Friday, December 12, 2008

Friday Flashback #24 - Not the End

Posted by Lisa Laree to Beer Lahai Roi
Here's an entry from April 13,2005, when I was in a very discouraged spot:

I went to church hopeless, almost certain we'd missed God somewhere and were stuck in a huge mess.

IN the midst of worship -- from my will, rather than from my heart -- I suddenly thought of Hinds' Feet in High Places and the little scene in which Much-Afraid, sheltering in the cave on the last night of her journey and certain that all the Shepherd promised her was gone and empty, dumps her little bag of memorial stones, thinking they are not worth hauling around. Yet, as she looks at each one, she has to admit to herself that they are too precious to cast aside, even if it has all been a colossal waste. One by one, she picks the stones up, decides she cannot part with it and returns it to her bag - and picks up one more stone as a memorial. Of course, after her sacrifice, she is healed and restored and all the stones which she had almost discarded became jewels which the Shepherd set in her crown.

I realized the despair I felt was a close cousin to the despair Much-Afraid experienced -- and I remembered what happened after.

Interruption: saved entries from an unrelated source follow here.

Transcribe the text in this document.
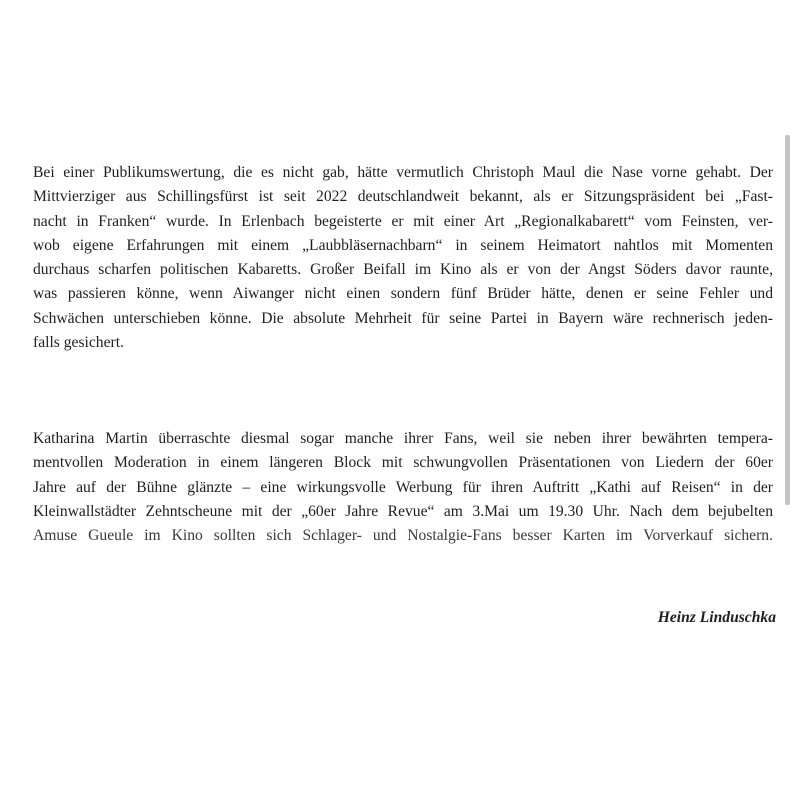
Bei einer Publikumswertung, die es nicht gab, hätte vermutlich Christoph Maul die Nase vorne gehabt. Der
Mittvierziger aus Schillingsfürst ist seit 2022 deutschlandweit bekannt, als er Sitzungspräsident bei „Fast-
nacht in Franken“ wurde. In Erlenbach begeisterte er mit einer Art „Regionalkabarett“ vom Feinsten, ver-
wob eigene Erfahrungen mit einem „Laubbläsernachbarn“ in seinem Heimatort nahtlos mit Momenten
durchaus scharfen politischen Kabaretts. Großer Beifall im Kino als er von der Angst Söders davor raunte,
was passieren könne, wenn Aiwanger nicht einen sondern fünf Brüder hätte, denen er seine Fehler und
Schwächen unterschieben könne. Die absolute Mehrheit für seine Partei in Bayern wäre rechnerisch jeden-
falls gesichert.
Katharina Martin überraschte diesmal sogar manche ihrer Fans, weil sie neben ihrer bewährten tempera-
mentvollen Moderation in einem längeren Block mit schwungvollen Präsentationen von Liedern der 60er
Jahre auf der Bühne glänzte – eine wirkungsvolle Werbung für ihren Auftritt „Kathi auf Reisen“ in der
Kleinwallstädter Zehntscheune mit der „60er Jahre Revue“ am 3.Mai um 19.30 Uhr. Nach dem bejubelten
Amuse Gueule im Kino sollten sich Schlager- und Nostalgie-Fans besser Karten im Vorverkauf sichern.
Heinz Linduschka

What looks like the end is not the end.


If you haven't read Hinds' Feet in High Places (by Hannah Hurnard) I highly recommend it...it's a fabulous allegory and has reminded me many times of the Shepherd's love and care and of the fact that I have to trust Him...and not be fooled by the way things appear.

Tuesday, December 9, 2008

The Expectant Season: An Advent Study

The Chant

posted by Lisa Laree to Beer Lahai Roi

The Expectant Season: A Blogged Bible Study

Lesson 3: The Chant

One of the few advent carols in the hymnal of the church in which I grew up is adapted from plainsong or gregorian chant, which, according to Wikipedia, is the oldest music known as it is the first repertory to have been adequately notated in the 10th century. The haunting minor melody, in the rise-and-fall cadence of the chant, has always evoked a contemplative mood. That it is still part of the Advent/Christmas tradition all these centuries later is testimony to the continuing pertinence of both the melody and the lyrics.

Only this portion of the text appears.